What do the following all have in common: Amnesia: The Dark Descent, SOMA, and Amnesia: Rebirth? Aside from being great first-person horror titles, they were all made by Frictional Games. Great studio if you ask me, and as you have likely guessed from the title, they recently announced Amnesia: The Bunker, a nonlinear experience set during the first World War. Oh boy.
So, Amnesia: The Bunker. World War I. Yup, already terrified, and all I’ve experienced is the trailer and a handful of screenshots. Terrified and excited, because in spite of its age, Amnesia: The Dark Descent remains one of the greatest video games in the horror genre, far as I’m concerned. Sure, there have been excellent titles following that one, but you know how it is – comparisons tend to be based on the original. Or some such.
That said, it seems we can expect a rather different ride once we step into the shoes of the French soldier Henri Clément, armed with only a single bullet in his gun and a noisy dynamo flashlight. Is Henri ready to face the ever-present threat that reacts to even slight movements and barely audible sounds? Unlikely, but something – or someone – happened to everyone else, and it’s up to him to find out what… or die trying.

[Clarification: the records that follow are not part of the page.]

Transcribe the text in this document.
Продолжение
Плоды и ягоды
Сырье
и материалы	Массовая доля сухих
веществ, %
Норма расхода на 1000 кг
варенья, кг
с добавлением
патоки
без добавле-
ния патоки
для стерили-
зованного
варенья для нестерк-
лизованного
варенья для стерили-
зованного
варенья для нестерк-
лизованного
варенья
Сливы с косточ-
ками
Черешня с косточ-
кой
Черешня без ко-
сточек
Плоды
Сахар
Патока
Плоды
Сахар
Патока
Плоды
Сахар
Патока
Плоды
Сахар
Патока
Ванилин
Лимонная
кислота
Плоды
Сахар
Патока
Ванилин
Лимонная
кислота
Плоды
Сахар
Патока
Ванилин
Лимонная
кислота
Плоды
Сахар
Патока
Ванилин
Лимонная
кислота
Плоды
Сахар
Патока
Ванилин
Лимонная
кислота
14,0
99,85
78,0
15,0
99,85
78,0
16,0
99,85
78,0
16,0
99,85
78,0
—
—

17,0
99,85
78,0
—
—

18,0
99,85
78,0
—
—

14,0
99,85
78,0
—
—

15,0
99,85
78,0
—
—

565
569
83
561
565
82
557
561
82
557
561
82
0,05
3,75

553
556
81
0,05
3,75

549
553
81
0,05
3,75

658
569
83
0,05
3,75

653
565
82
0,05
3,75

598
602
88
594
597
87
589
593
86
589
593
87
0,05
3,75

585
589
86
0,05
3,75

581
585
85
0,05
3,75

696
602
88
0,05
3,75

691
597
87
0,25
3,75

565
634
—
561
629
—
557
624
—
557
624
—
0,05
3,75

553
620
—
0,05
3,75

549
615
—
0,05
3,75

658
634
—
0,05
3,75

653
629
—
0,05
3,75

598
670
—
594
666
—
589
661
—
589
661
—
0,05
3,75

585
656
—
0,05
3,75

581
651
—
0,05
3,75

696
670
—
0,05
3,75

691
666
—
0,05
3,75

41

Where have all the officers gone? What diabolical nightmare lurks underneath this hellscape? Unravel the mysteries of the Bunker and get to know the nooks and crannies of this cruel sandbox to up your odds of survival.
Now, one might think that the nonlinearity of the open world would prove beneficial to our protagonist, but I somehow doubt it. No matter what, no matter how crafty the player is with whatever resources they can scavenge, something tells me the unknown presence is always going to have the advantage. Time is not on his side.
Like in past Frictional Games titles, Amnesia: The Bunker features a system that allows players tactile and physics-based interactions with the world, and in this case, that’s very likely going to play into the fact that there’s more than one way to overcome obstacles/solve puzzles. Which is an undeniably nice change from how scripted and paint-by-numbers a lot of horror games tend to be, even in 2022, and even if ones crafted by AAA studios with a million-dollar budget. Fingers crossed Amnesia: The Bunker will be able to show them all how it’s done (again), come next spring.